Les mots racontent des histoires, et je crois que le drame de ma vie est de ne jamais parvenir à écrire une histoire qui pourraient comporter une fin satisfaisante. Parce que quand arrive le moment de partir, je ne peux pas. Et donc je ne suis pas libre. Ça met mon mental en cage. Le gros piège c’est que le mental c’est ça.

Si vous saviez tous les barreaux que j’ai dû scier pour en arriver là. Je ne pouvais même pas dire un mot, avant. J’ai beaucoup de tendresse pour ceux qui ne peuvent mettre un pied dehors, et ceux qui ne savent pas lire, sans pouvoir apprendre. J’ai aussi beaucoup de tendresse pour ceux qui ne savent pas bien écrire, comme mon papi, qui font des fautes mais avec une jolie écriture. Ils apportent un soin tout particulier aux mots qu’ils utilisent mais l’orthographe n’y est pas. Elle traduit leur accent, comme celui de mon père, ou bien l’âge auquel ils ont quitté l’école, comme ma mamie.

J’ai commencé à écrire très tôt, en fait, je voulais pouvoir écrire des histoires. Je pouvais écrire et lire mes histoires toutes seules. C’est la raison qui m’a poussé à me ruer sur ces trucs. Ma mère me lisait toujours une histoire le soir, et je voulais que ça cesse. Alors, je pouvais lui dire : « Je préfère lire toute seule ! » et elle me laissait tranquille. En fait je crois qu’elle était fière de moi. J’aimais beaucoup qu’elle me lise des histoires, mais parfois j’avais juste envie qu’elle s’en aille. En fait j’ai compris assez tôt que les histoires qu’on me racontait n’avaient pas pour vocation de partager de l’amour avec moi, malgré ce qui était prétendu.

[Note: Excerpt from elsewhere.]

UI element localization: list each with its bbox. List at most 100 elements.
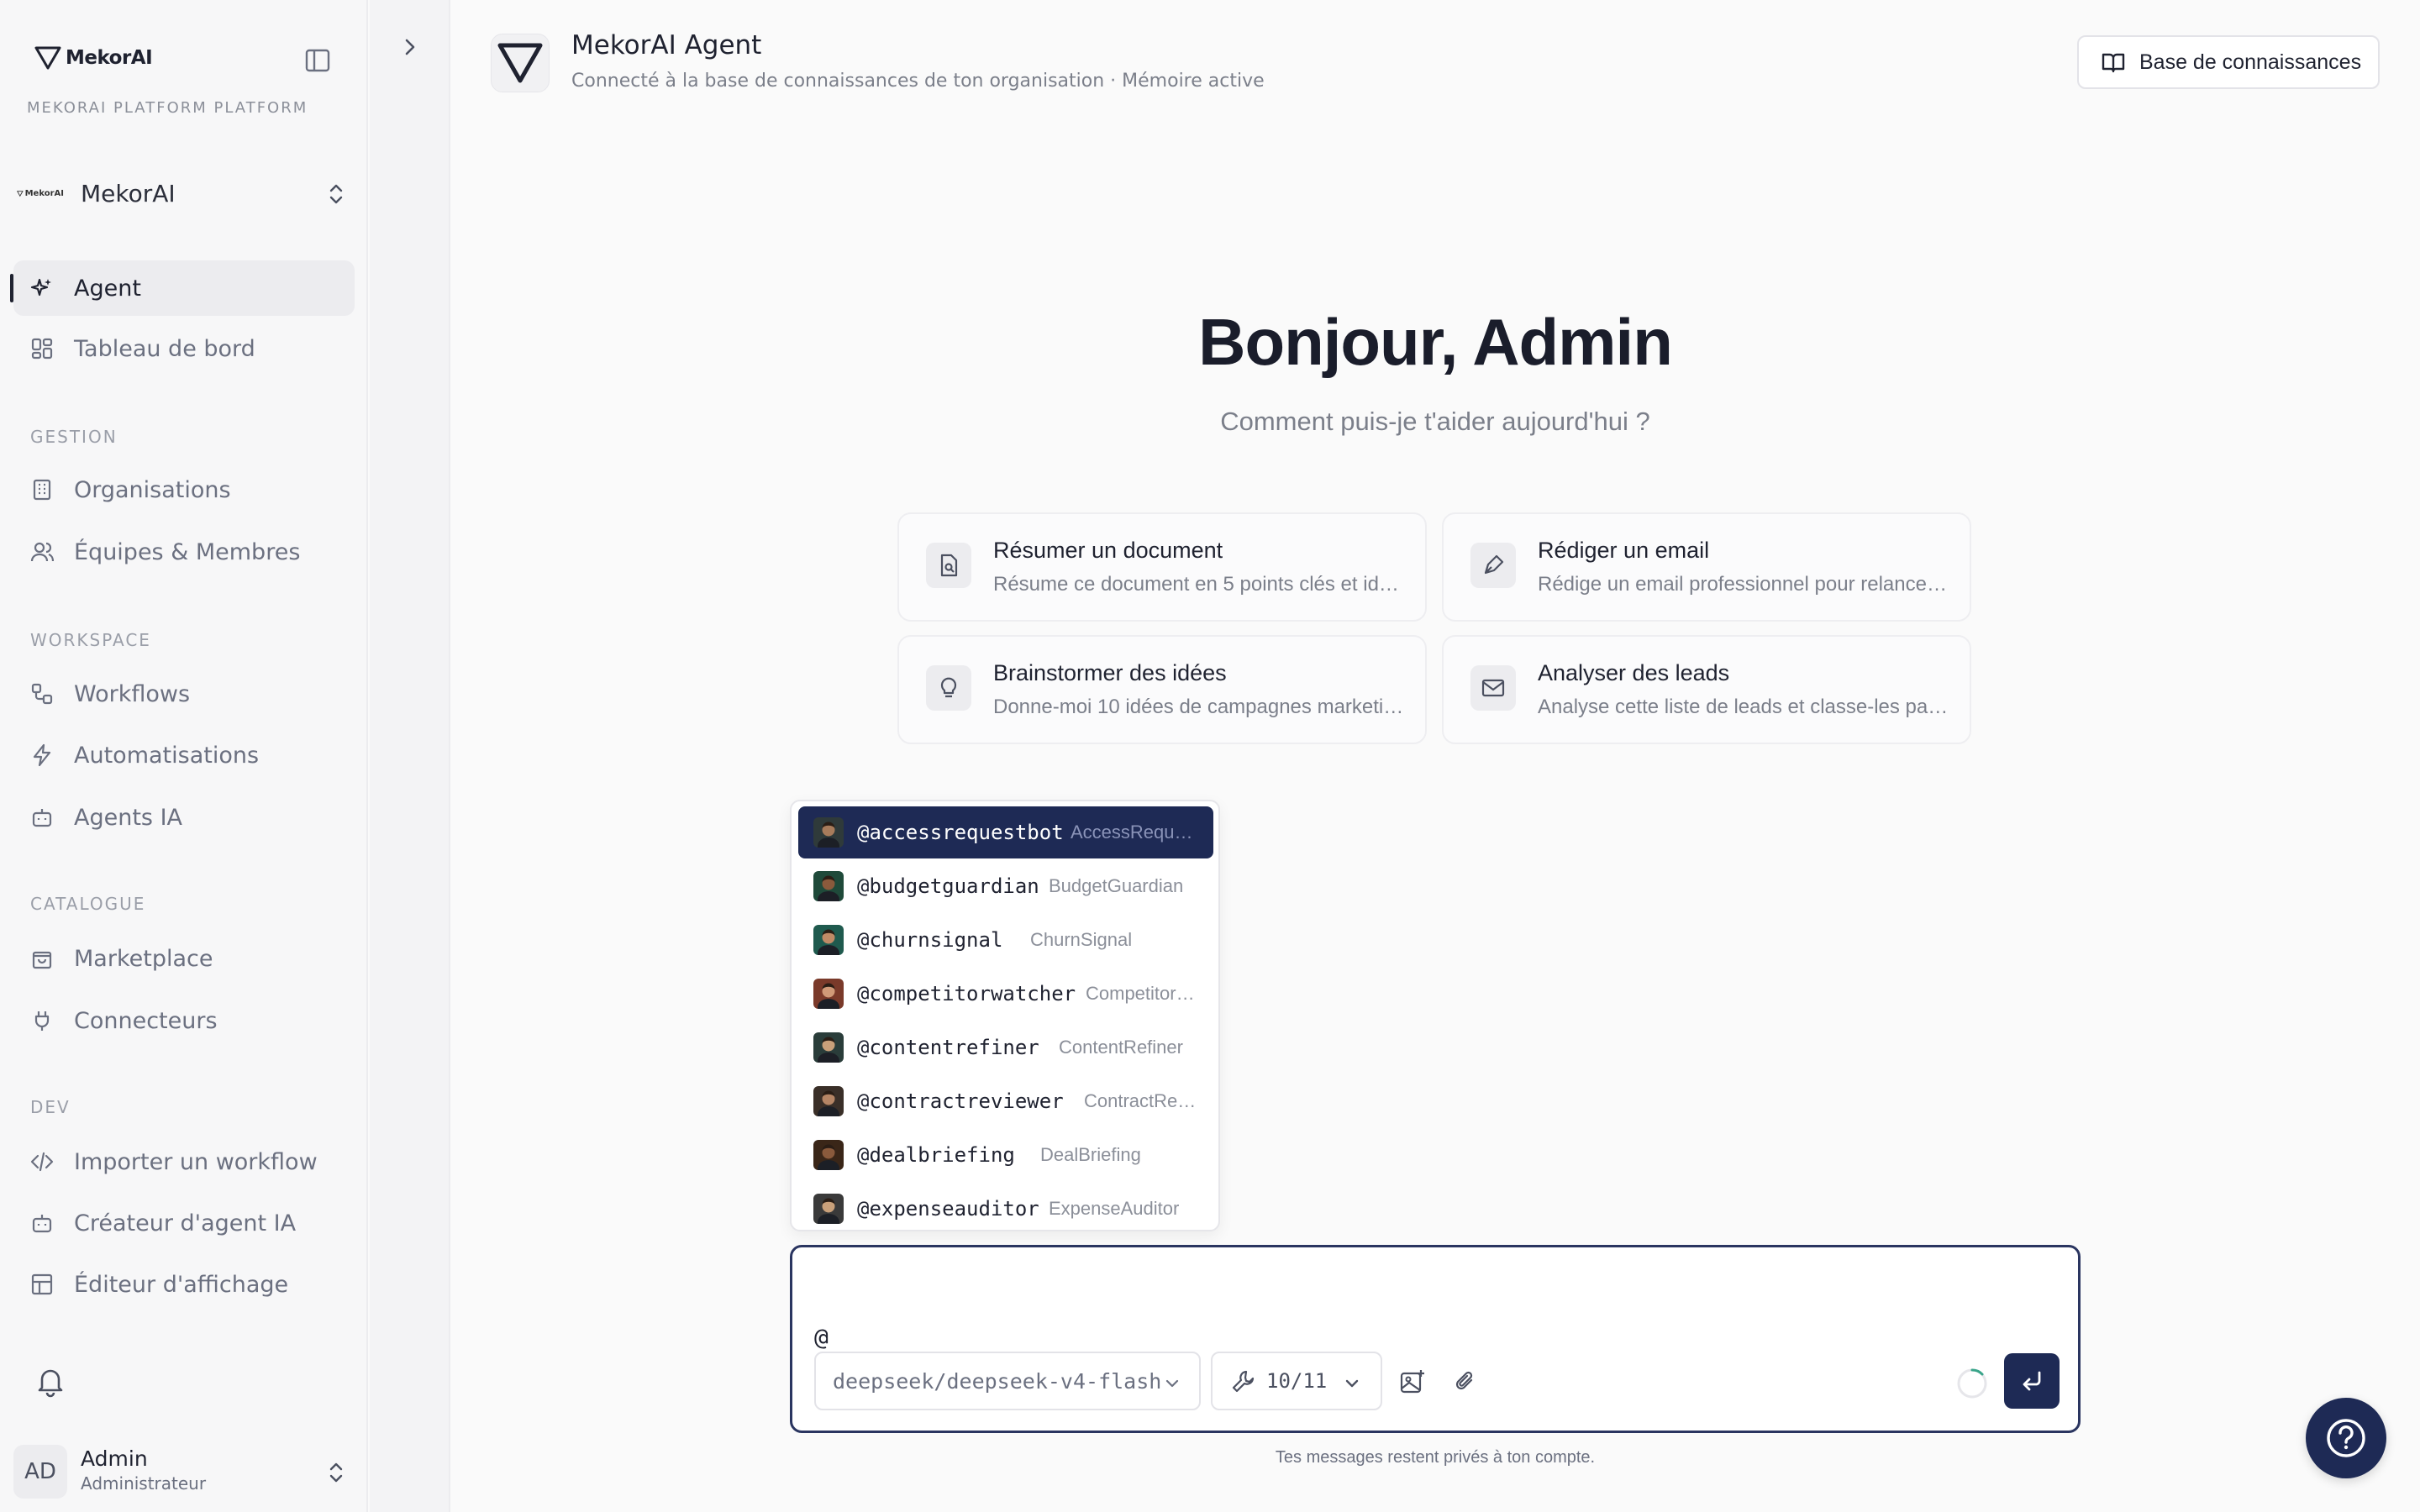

Et je crois que j’ai commencé à me sentir seule quand j’ai compris que mes histoires à moi ne seraient jamais lues non plus. Parce que j’avais fait des fautes, parce que mon écriture était bizarre. J’ai écrit une histoire de merde, sans faute, et ça a tellement plu à mes parents que ma mère en parlait à tout le monde. J’ai détesté cette histoire, je voulais seulement montrer que je n’étais pas stupide. Ma mère m’a poussé à montrer ça à la maîtresse qui a voulu que je lise ça devant toute la classe. Je crois que j’étais très gênée.

Quand est-ce qu’on montre les vrais humains ? Où est passée la sauvagerie ?

Mon histoire à moi ne prendra pas fin avec une bouteille de vin rouge, mais avec quelque chose qui fait peur aux gens civilisés. Pour cette raison, je ne peux pas mourir aujourd’hui, et je vais continuer à regarder le film.

Combien de soirs a-t-on passé, ô toi qui me lit, à contempler le vide et s’anesthésier ? Parfois quand tu regardes dans le miroir, c’est moi qui te vois. Je souhaite que ton cœur ne devienne jamais vieux. Je souhaite qu’aucune bataille n’ai raison de toi.